THERE is no “magic bullet” to solve crime in Trinidad and Tobago. Removing National Security Minister Stuart Young is not the answer and neither is a state of emergency.
These were some of the views shared by Prime Minister Dr Keith Rowley in an interview with TV6’s Elizabeth Williams, at the Prime Minister’s residence in Tobago last week.
Rowley said some of the factors fuelling crime included the breakdown of the family unit, particularly in Afro-Trinidadian homes, the lure of easy money and family members turning a blind eye to criminal activities of other people in their homes.
The Prime Minister appealed to citizens—especially young men—to work hard and honestly, and to families to play a pivotal role in the development of youth.
Rowley said T&T was a violent society, but this was not new.
“That level of violence flares up every so often, and this is one of those periods. What we are experiencing now is an inability to refrain that violence at every level, among our school children, at the homes between spouses, in the streets between persons who are actually strangers.
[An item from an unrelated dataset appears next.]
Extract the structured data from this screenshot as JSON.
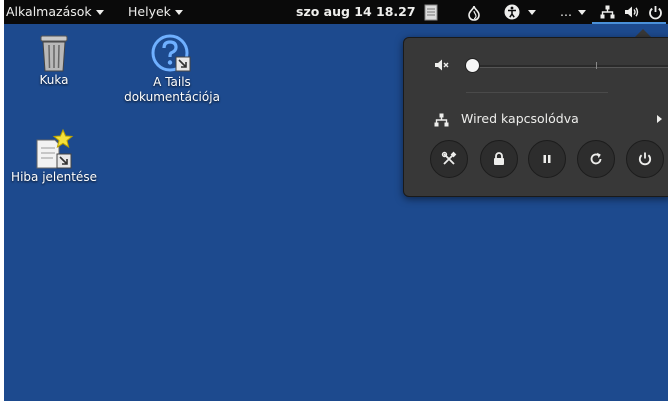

There is just too much violence in the country,” said the Prime Minister.
He said there was a need for a national conversation on the violence.
Rowley said there were people who turned to violence to get what they wanted and used weapons to instil fear and perpetuate violence.
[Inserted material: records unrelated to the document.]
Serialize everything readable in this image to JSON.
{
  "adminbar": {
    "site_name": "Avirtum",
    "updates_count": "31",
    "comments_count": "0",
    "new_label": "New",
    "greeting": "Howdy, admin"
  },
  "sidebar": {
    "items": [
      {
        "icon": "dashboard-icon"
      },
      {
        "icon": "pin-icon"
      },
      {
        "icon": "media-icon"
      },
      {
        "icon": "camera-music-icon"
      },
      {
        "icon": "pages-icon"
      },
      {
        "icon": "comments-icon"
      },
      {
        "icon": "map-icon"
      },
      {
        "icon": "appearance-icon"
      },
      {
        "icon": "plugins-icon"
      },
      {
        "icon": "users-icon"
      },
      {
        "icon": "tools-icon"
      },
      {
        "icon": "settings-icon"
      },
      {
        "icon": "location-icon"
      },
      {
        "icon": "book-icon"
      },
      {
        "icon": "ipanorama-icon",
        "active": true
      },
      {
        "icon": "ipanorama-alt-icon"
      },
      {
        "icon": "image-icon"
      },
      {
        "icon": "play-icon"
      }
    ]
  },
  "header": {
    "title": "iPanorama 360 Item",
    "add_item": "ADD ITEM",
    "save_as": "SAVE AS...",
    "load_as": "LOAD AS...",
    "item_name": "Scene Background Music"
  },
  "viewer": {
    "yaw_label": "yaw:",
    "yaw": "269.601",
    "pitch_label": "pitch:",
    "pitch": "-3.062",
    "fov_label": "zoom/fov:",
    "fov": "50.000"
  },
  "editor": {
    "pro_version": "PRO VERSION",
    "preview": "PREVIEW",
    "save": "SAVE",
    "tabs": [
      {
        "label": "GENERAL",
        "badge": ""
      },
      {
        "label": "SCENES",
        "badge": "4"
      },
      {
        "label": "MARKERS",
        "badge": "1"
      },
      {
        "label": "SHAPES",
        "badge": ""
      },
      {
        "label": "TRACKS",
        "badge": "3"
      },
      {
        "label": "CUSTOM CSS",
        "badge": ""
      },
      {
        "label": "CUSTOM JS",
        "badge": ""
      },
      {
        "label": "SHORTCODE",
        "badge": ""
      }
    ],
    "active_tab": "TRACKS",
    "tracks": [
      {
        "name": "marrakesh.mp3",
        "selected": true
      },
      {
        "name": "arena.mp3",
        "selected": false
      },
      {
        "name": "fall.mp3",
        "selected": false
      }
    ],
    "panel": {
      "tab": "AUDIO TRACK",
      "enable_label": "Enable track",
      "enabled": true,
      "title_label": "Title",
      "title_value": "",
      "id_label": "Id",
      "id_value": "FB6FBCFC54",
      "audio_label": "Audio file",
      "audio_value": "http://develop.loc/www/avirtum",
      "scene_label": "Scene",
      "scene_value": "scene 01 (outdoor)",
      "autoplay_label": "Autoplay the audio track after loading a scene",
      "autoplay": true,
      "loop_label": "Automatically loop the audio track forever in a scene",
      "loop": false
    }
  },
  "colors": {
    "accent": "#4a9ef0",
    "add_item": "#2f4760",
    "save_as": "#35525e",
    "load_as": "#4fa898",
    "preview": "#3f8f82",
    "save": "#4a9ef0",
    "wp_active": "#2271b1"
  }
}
He said what was worse was there were family members who were aware but they “say nothing and do nothing”.
“I am speaking to the national community, especially at the level of the family—do not encourage your family members to take that road of violence as a way of life,” said Rowley.
He said as a society, citizens needed to come together and focus on the good.
“I want to appeal to the young men to not spend so much time liming...look at where work can be done, where contributions can be made and where opportunities exist,” he said.
The Prime Minister said “sweating is good”, and when a person works honestly for a day’s return then criminal conduct recedes.
“I want to tell our young people there is something called ambition...set yourself a target to be better and do something that will give you the opportunity to have a better quality of life,” he said, adding people can look to skills training.
Family unit fracture
Rowley said improving the crime situation will not come overnight and Government and law enforcement were doing their part.
He said one of the issues was the fracture in family units of Afro-Trinidadians.
He recalled when he was housing minister, he saw a large number of single women applying to the Housing Development Corporation (HDC) for State housing.
The Prime Minister said the absence of the father from the equation could not be a good thing, and this was also a national conversation to be had.
“You cannot be impregnating women and talking about child mother and leaving them to the State to house the child mother and raise your children,” he said.
These children grew up without the support they needed, he said.
He said the Rasta City and other gangs had become a thing in society where young people went to them looking for acceptance and appreciation.
He said many of these gang members were not even Muslims and did not know anything about Islam or Rastafarian culture.
Rowley said they just wanted a “label” and to be in a group.